Hefty, as well as Peter Riggs, the Burlington director of public works, said the city will continue to search for other grants to assist with the work.

“The project will still proceed and we will continue to seek funding opportunities to help defer the local taxpayer burden for the work,” Riggs said.

White birds fly in front of water streaming down a dam.
Egrets fly near the Echo Lake Dam on Thursday, Sept. 1, 2022, in Burlington, Wis. Angela Major/WPR

Yvette Moeller, who helped start the Facebook group “Friends of Echo Lake and Dam,” has been a vocal supporter of keeping the dam. She was also disappointed by the news of the veto, but said those funds would have been an added perk, as they were proposed after the council already approved the modification plans.

“It ($1 million) was never part of the referendum, so had it had come through, it would have been a perk. It would have been great, it would have been wonderful, but that was not part of the project or ever even considered,” Moeller said. “That came after the fact.”

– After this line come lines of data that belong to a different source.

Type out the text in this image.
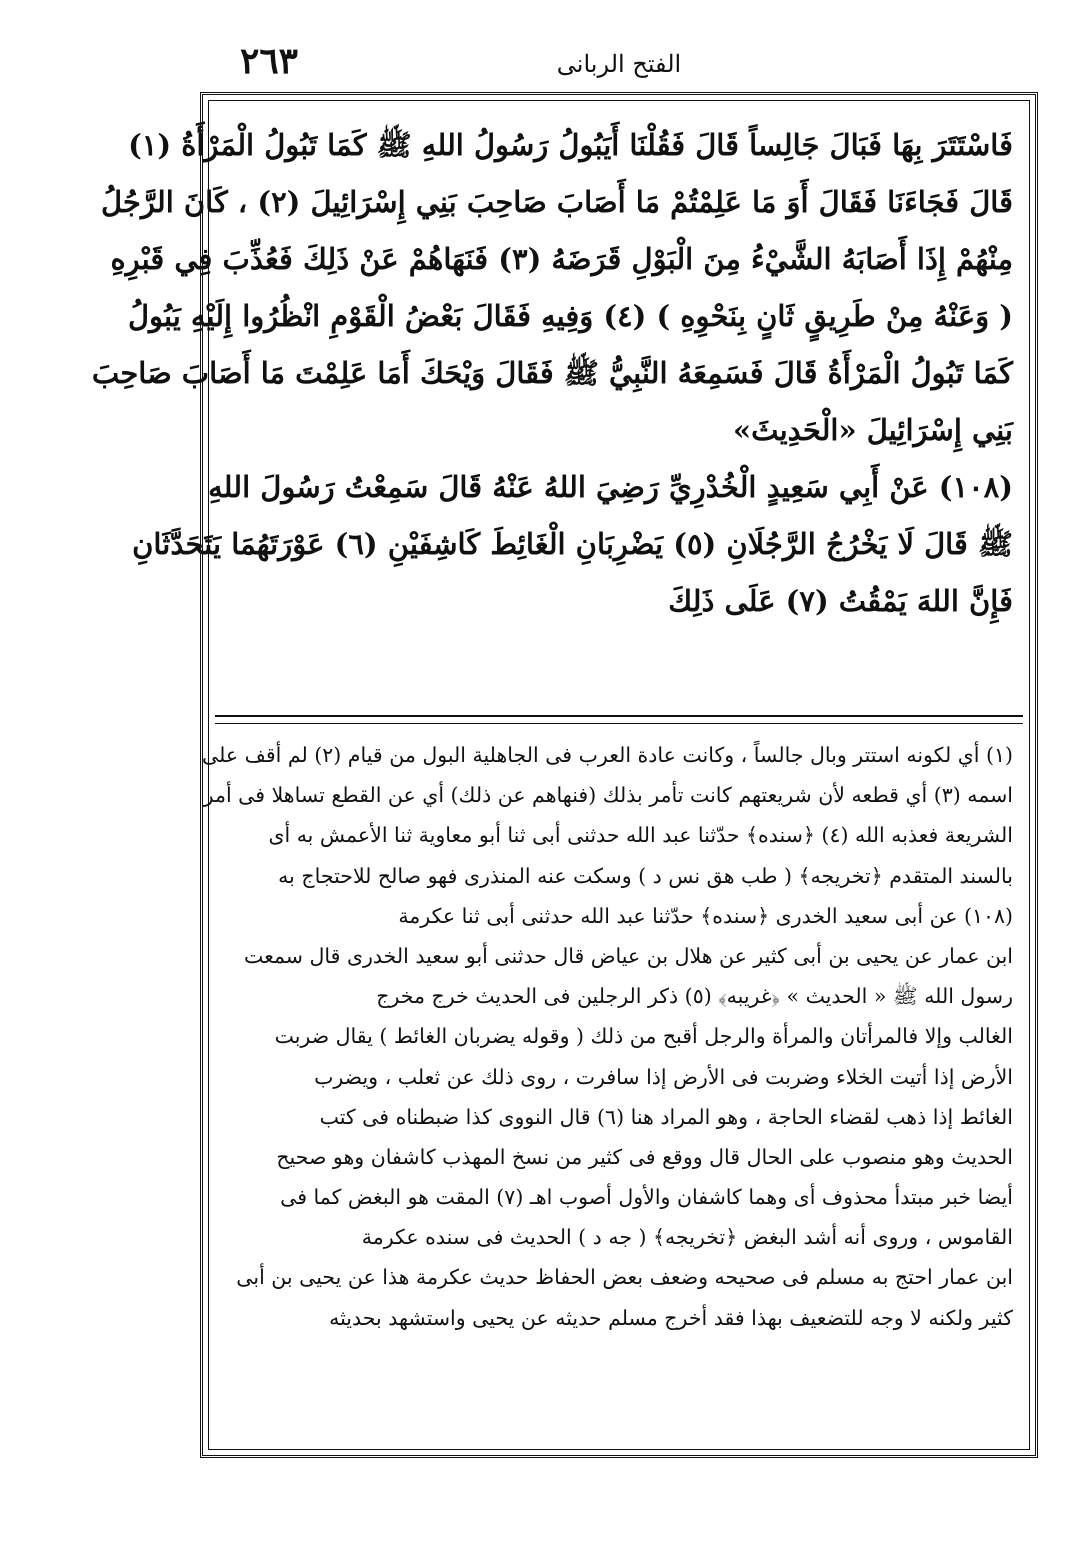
٢٦٣	الفتح الربانى
فَاسْتَتَرَ بِهَا فَبَالَ جَالِساً قَالَ فَقُلْنَا أَيَبُولُ رَسُولُ اللهِ ﷺ كَمَا تَبُولُ الْمَرْأَةُ (١)
قَالَ فَجَاءَنَا فَقَالَ أَوَ مَا عَلِمْتُمْ مَا أَصَابَ صَاحِبَ بَنِي إِسْرَائِيلَ (٢) ، كَانَ الرَّجُلُ
مِنْهُمْ إِذَا أَصَابَهُ الشَّيْءُ مِنَ الْبَوْلِ قَرَضَهُ (٣) فَنَهَاهُمْ عَنْ ذَلِكَ فَعُذِّبَ فِي قَبْرِهِ
( وَعَنْهُ مِنْ طَرِيقٍ ثَانٍ بِنَحْوِهِ ) (٤) وَفِيهِ فَقَالَ بَعْضُ الْقَوْمِ انْظُرُوا إِلَيْهِ يَبُولُ
كَمَا تَبُولُ الْمَرْأَةُ قَالَ فَسَمِعَهُ النَّبِيُّ ﷺ فَقَالَ وَيْحَكَ أَمَا عَلِمْتَ مَا أَصَابَ صَاحِبَ
بَنِي إِسْرَائِيلَ «الْحَدِيثَ»
(١٠٨) عَنْ أَبِي سَعِيدٍ الْخُدْرِيِّ رَضِيَ اللهُ عَنْهُ قَالَ سَمِعْتُ رَسُولَ اللهِ
ﷺ قَالَ لَا يَخْرُجُ الرَّجُلَانِ (٥) يَضْرِبَانِ الْغَائِطَ كَاشِفَيْنِ (٦) عَوْرَتَهُمَا يَتَحَدَّثَانِ
فَإِنَّ اللهَ يَمْقُتُ (٧) عَلَى ذَلِكَ
(١) أي لكونه استتر وبال جالساً ، وكانت عادة العرب فى الجاهلية البول من قيام (٢) لم أقف على
اسمه (٣) أي قطعه لأن شريعتهم كانت تأمر بذلك (فنهاهم عن ذلك) أي عن القطع تساهلا فى أمر
الشريعة فعذبه الله (٤) ﴿سنده﴾ حدّثنا عبد الله حدثنى أبى ثنا أبو معاوية ثنا الأعمش به أى
بالسند المتقدم ﴿تخريجه﴾ ( طب هق نس د ) وسكت عنه المنذرى فهو صالح للاحتجاج به
(١٠٨) عن أبى سعيد الخدرى ﴿سنده﴾ حدّثنا عبد الله حدثنى أبى ثنا عكرمة
ابن عمار عن يحيى بن أبى كثير عن هلال بن عياض قال حدثنى أبو سعيد الخدرى قال سمعت
رسول الله ﷺ « الحديث » ﴿غريبه﴾ (٥) ذكر الرجلين فى الحديث خرج مخرج
الغالب وإلا فالمرأتان والمرأة والرجل أقبح من ذلك ( وقوله يضربان الغائط ) يقال ضربت
الأرض إذا أتيت الخلاء وضربت فى الأرض إذا سافرت ، روى ذلك عن ثعلب ، ويضرب
الغائط إذا ذهب لقضاء الحاجة ، وهو المراد هنا (٦) قال النووى كذا ضبطناه فى كتب
الحديث وهو منصوب على الحال قال ووقع فى كثير من نسخ المهذب كاشفان وهو صحيح
أيضا خبر مبتدأ محذوف أى وهما كاشفان والأول أصوب اهـ (٧) المقت هو البغض كما فى
القاموس ، وروى أنه أشد البغض ﴿تخريجه﴾ ( جه د ) الحديث فى سنده عكرمة
ابن عمار احتج به مسلم فى صحيحه وضعف بعض الحفاظ حديث عكرمة هذا عن يحيى بن أبى
كثير ولكنه لا وجه للتضعيف بهذا فقد أخرج مسلم حديثه عن يحيى واستشهد بحديثه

In 2013, the city performed a dam failure analysis which found the spillway wasn’t able to contain a 500-year flood as required by the DNR. The city is required to fix the problem. City officials could have also approved a plan to remove the dam.

Alder Shad Branen favored removal, saying he believes the dam doesn’t serve a function anymore. Even so, as an alder, he decided to follow the will of the voters and approve repairing the dam, which was constructed in 1835 to generate power for flour and saw mills.

“As a Burlington taxpayer, I certainly prefer additional state dollars to reduce our burden on a project of this magnitude,” Branen said about the veto.

“Its disappointing,” he added. “If the city could receive another million dollars towards the project, that would certainly go a long way to assist us, but it’s not going to happen.”

Construction on the project could begin sometime in 2024. To modify the dam — which has not served the city as a source of power since 1933 — the floodgate will be removed and three new gates will be installed. The concrete retaining wall downstream from the dam will also be reconstructed.